Molecular mechanisms of aging-associated inflammation

A direct relationship exists between aging and increasing incidences of chronic diseases. In fact, with most age-associated diseases individuals manifest an underlying chronic inflammatory state as evidenced by local infiltration of inflammatory cells, such as macrophages, and higher circulatory levels of pro-inflammatory cytokines, complement components and adhesion molecules. Consequently, treatment with anti-inflammatory agents provide symptomatic relief to several aging-associated diseases, even as remote as Alzheimer's or Parkinson's disease, indicating that chronic inflammation may play a substantial role in the pathogenesis of these disease states. The molecular mechanisms underlying this chronic inflammatory condition during cellular senescence is presently unclear.

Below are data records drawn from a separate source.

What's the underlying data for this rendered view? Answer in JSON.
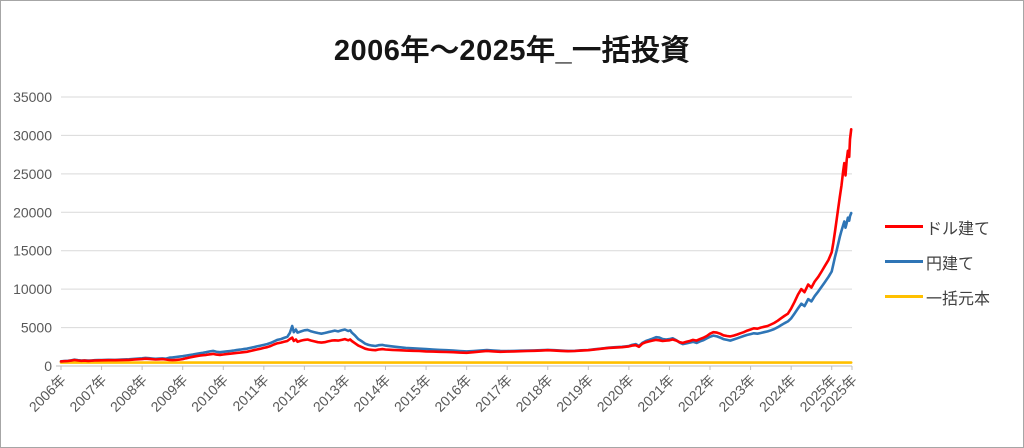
{
  "page": {
    "title": "2006年～2025年_一括投資"
  },
  "legend": {
    "items": [
      {
        "label": "ドル建て",
        "color": "#ff0000"
      },
      {
        "label": "円建て",
        "color": "#2e75b6"
      },
      {
        "label": "一括元本",
        "color": "#ffc000"
      }
    ]
  },
  "colors": {
    "gridline": "#d9d9d9",
    "axis_line": "#bfbfbf",
    "tick_label": "#595959",
    "title_text": "#151515"
  },
  "chart_data": {
    "type": "line",
    "title": "2006年～2025年_一括投資",
    "xlabel": "",
    "ylabel": "",
    "ylim": [
      0,
      35000
    ],
    "yticks": [
      0,
      5000,
      10000,
      15000,
      20000,
      25000,
      30000,
      35000
    ],
    "grid": "horizontal-only",
    "legend_position": "right",
    "x_start_year": 2006,
    "x_end": 2025.5,
    "xtick_labels": [
      "2006年",
      "2007年",
      "2008年",
      "2009年",
      "2010年",
      "2011年",
      "2012年",
      "2013年",
      "2014年",
      "2015年",
      "2016年",
      "2017年",
      "2018年",
      "2019年",
      "2020年",
      "2021年",
      "2022年",
      "2023年",
      "2024年",
      "2025年",
      "2025年"
    ],
    "series": [
      {
        "name": "ドル建て",
        "color": "#ff0000",
        "values_key": "dollar_values"
      },
      {
        "name": "円建て",
        "color": "#2e75b6",
        "values_key": "yen_values"
      },
      {
        "name": "一括元本",
        "color": "#ffc000",
        "values_key": "principal_constant"
      }
    ],
    "principal_constant": 450,
    "x_years": [
      2006.0,
      2006.08,
      2006.17,
      2006.25,
      2006.33,
      2006.42,
      2006.5,
      2006.58,
      2006.67,
      2006.75,
      2006.83,
      2006.92,
      2007.0,
      2007.17,
      2007.33,
      2007.5,
      2007.67,
      2007.83,
      2008.0,
      2008.08,
      2008.17,
      2008.25,
      2008.33,
      2008.42,
      2008.5,
      2008.58,
      2008.67,
      2008.75,
      2008.83,
      2008.92,
      2009.0,
      2009.08,
      2009.17,
      2009.25,
      2009.33,
      2009.42,
      2009.5,
      2009.58,
      2009.67,
      2009.75,
      2009.83,
      2009.92,
      2010.0,
      2010.08,
      2010.17,
      2010.25,
      2010.33,
      2010.42,
      2010.5,
      2010.58,
      2010.67,
      2010.75,
      2010.83,
      2010.92,
      2011.0,
      2011.08,
      2011.17,
      2011.25,
      2011.33,
      2011.42,
      2011.5,
      2011.58,
      2011.64,
      2011.7,
      2011.74,
      2011.79,
      2011.83,
      2011.92,
      2012.0,
      2012.08,
      2012.17,
      2012.25,
      2012.33,
      2012.42,
      2012.5,
      2012.58,
      2012.67,
      2012.75,
      2012.83,
      2012.92,
      2013.0,
      2013.08,
      2013.13,
      2013.17,
      2013.25,
      2013.33,
      2013.42,
      2013.5,
      2013.58,
      2013.67,
      2013.75,
      2013.83,
      2013.92,
      2014.0,
      2014.17,
      2014.33,
      2014.5,
      2014.67,
      2014.83,
      2015.0,
      2015.17,
      2015.33,
      2015.5,
      2015.67,
      2015.83,
      2016.0,
      2016.17,
      2016.33,
      2016.5,
      2016.67,
      2016.83,
      2017.0,
      2017.17,
      2017.33,
      2017.5,
      2017.67,
      2017.83,
      2018.0,
      2018.17,
      2018.33,
      2018.5,
      2018.67,
      2018.83,
      2019.0,
      2019.17,
      2019.33,
      2019.5,
      2019.67,
      2019.83,
      2020.0,
      2020.08,
      2020.17,
      2020.25,
      2020.33,
      2020.42,
      2020.5,
      2020.58,
      2020.67,
      2020.75,
      2020.83,
      2020.92,
      2021.0,
      2021.08,
      2021.17,
      2021.25,
      2021.33,
      2021.42,
      2021.5,
      2021.58,
      2021.67,
      2021.75,
      2021.83,
      2021.92,
      2022.0,
      2022.08,
      2022.17,
      2022.25,
      2022.33,
      2022.42,
      2022.5,
      2022.58,
      2022.67,
      2022.75,
      2022.83,
      2022.92,
      2023.0,
      2023.08,
      2023.17,
      2023.25,
      2023.33,
      2023.42,
      2023.5,
      2023.58,
      2023.67,
      2023.75,
      2023.83,
      2023.92,
      2024.0,
      2024.08,
      2024.17,
      2024.25,
      2024.33,
      2024.42,
      2024.5,
      2024.58,
      2024.67,
      2024.75,
      2024.83,
      2024.92,
      2025.0,
      2025.04,
      2025.08,
      2025.12,
      2025.16,
      2025.2,
      2025.24,
      2025.28,
      2025.31,
      2025.34,
      2025.37,
      2025.4,
      2025.43,
      2025.45,
      2025.48
    ],
    "dollar_values": [
      600,
      620,
      650,
      700,
      780,
      720,
      680,
      700,
      670,
      690,
      710,
      730,
      740,
      760,
      750,
      770,
      800,
      860,
      900,
      950,
      920,
      880,
      850,
      870,
      900,
      850,
      790,
      770,
      790,
      830,
      900,
      1000,
      1100,
      1200,
      1280,
      1350,
      1400,
      1450,
      1520,
      1570,
      1480,
      1450,
      1500,
      1550,
      1600,
      1650,
      1700,
      1750,
      1800,
      1850,
      1950,
      2050,
      2150,
      2250,
      2350,
      2450,
      2600,
      2800,
      2950,
      3050,
      3150,
      3250,
      3500,
      3690,
      3250,
      3450,
      3150,
      3300,
      3400,
      3450,
      3300,
      3200,
      3100,
      3050,
      3100,
      3200,
      3300,
      3350,
      3300,
      3400,
      3500,
      3350,
      3450,
      3250,
      2950,
      2650,
      2450,
      2250,
      2150,
      2100,
      2050,
      2150,
      2200,
      2150,
      2100,
      2050,
      2000,
      1980,
      1950,
      1900,
      1880,
      1850,
      1820,
      1800,
      1750,
      1720,
      1800,
      1880,
      1950,
      1900,
      1850,
      1870,
      1900,
      1930,
      1950,
      1980,
      2000,
      2050,
      2000,
      1960,
      1920,
      1950,
      2000,
      2050,
      2150,
      2250,
      2350,
      2400,
      2450,
      2550,
      2650,
      2700,
      2500,
      2900,
      3100,
      3200,
      3300,
      3400,
      3350,
      3250,
      3300,
      3350,
      3450,
      3300,
      3100,
      3000,
      3150,
      3250,
      3400,
      3300,
      3500,
      3650,
      3900,
      4200,
      4400,
      4350,
      4200,
      4000,
      3900,
      3850,
      3950,
      4100,
      4250,
      4400,
      4600,
      4750,
      4900,
      4850,
      5000,
      5100,
      5200,
      5400,
      5600,
      5900,
      6200,
      6500,
      6800,
      7500,
      8300,
      9300,
      10000,
      9600,
      10600,
      10200,
      11000,
      11600,
      12300,
      13000,
      13800,
      14800,
      16000,
      17500,
      19000,
      20500,
      22000,
      23500,
      25300,
      26400,
      24800,
      26800,
      28000,
      27200,
      29500,
      30800
    ],
    "yen_values": [
      610,
      640,
      680,
      730,
      820,
      750,
      710,
      730,
      700,
      720,
      750,
      770,
      780,
      810,
      800,
      830,
      870,
      940,
      1000,
      1060,
      1020,
      970,
      940,
      960,
      990,
      950,
      1080,
      1120,
      1170,
      1220,
      1280,
      1350,
      1430,
      1500,
      1580,
      1650,
      1720,
      1800,
      1900,
      1960,
      1850,
      1800,
      1850,
      1900,
      1950,
      2000,
      2080,
      2130,
      2200,
      2250,
      2350,
      2450,
      2550,
      2650,
      2750,
      2850,
      3000,
      3200,
      3400,
      3500,
      3650,
      3800,
      4300,
      5200,
      4400,
      4750,
      4350,
      4500,
      4650,
      4700,
      4500,
      4400,
      4300,
      4200,
      4300,
      4400,
      4500,
      4600,
      4500,
      4650,
      4750,
      4550,
      4650,
      4350,
      3950,
      3500,
      3200,
      2900,
      2750,
      2650,
      2600,
      2700,
      2750,
      2650,
      2550,
      2450,
      2350,
      2300,
      2250,
      2200,
      2150,
      2100,
      2050,
      2000,
      1950,
      1900,
      1950,
      2020,
      2080,
      2020,
      1960,
      1950,
      1970,
      1990,
      2000,
      2030,
      2050,
      2100,
      2060,
      2000,
      1960,
      1980,
      2040,
      2080,
      2180,
      2280,
      2380,
      2450,
      2500,
      2600,
      2750,
      2850,
      2600,
      3000,
      3250,
      3400,
      3550,
      3750,
      3700,
      3500,
      3450,
      3500,
      3600,
      3350,
      3050,
      2850,
      2950,
      3050,
      3150,
      3000,
      3200,
      3350,
      3600,
      3800,
      3950,
      3850,
      3700,
      3500,
      3400,
      3300,
      3450,
      3600,
      3750,
      3900,
      4050,
      4150,
      4250,
      4200,
      4300,
      4400,
      4500,
      4650,
      4800,
      5050,
      5300,
      5550,
      5800,
      6200,
      6800,
      7500,
      8100,
      7800,
      8700,
      8400,
      9100,
      9700,
      10300,
      10900,
      11600,
      12300,
      13200,
      14200,
      15000,
      15900,
      16800,
      17600,
      18300,
      18800,
      18000,
      18600,
      19300,
      18900,
      19500,
      19900
    ]
  }
}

Cellular damage by oxygen free radicals is a primary driving force for aging and increased activation of redox-regulated transcription factors, such as NF-κB that regulate the expression of pro-inflammatory molecules, has been documented in aged animals/individuals versus their young counterparts. Human polynucleotide phosphorylase (hPNPaseold-35), a RNA degradation enzyme shown to be upregulated during differentiation and cellular senescence, may represent a molecular link between aging and its associated inflammation. hPNPaseold-35 promotes reactive oxygen species (ROS) production, activates the NF-κB pathway and initiates the production of pro-inflammatory cytokines, such as IL-6 and IL-8. In these contexts, inhibition of hPNPaseold-35 may represent a novel molecular target for intervening in aging-associated chronic diseases.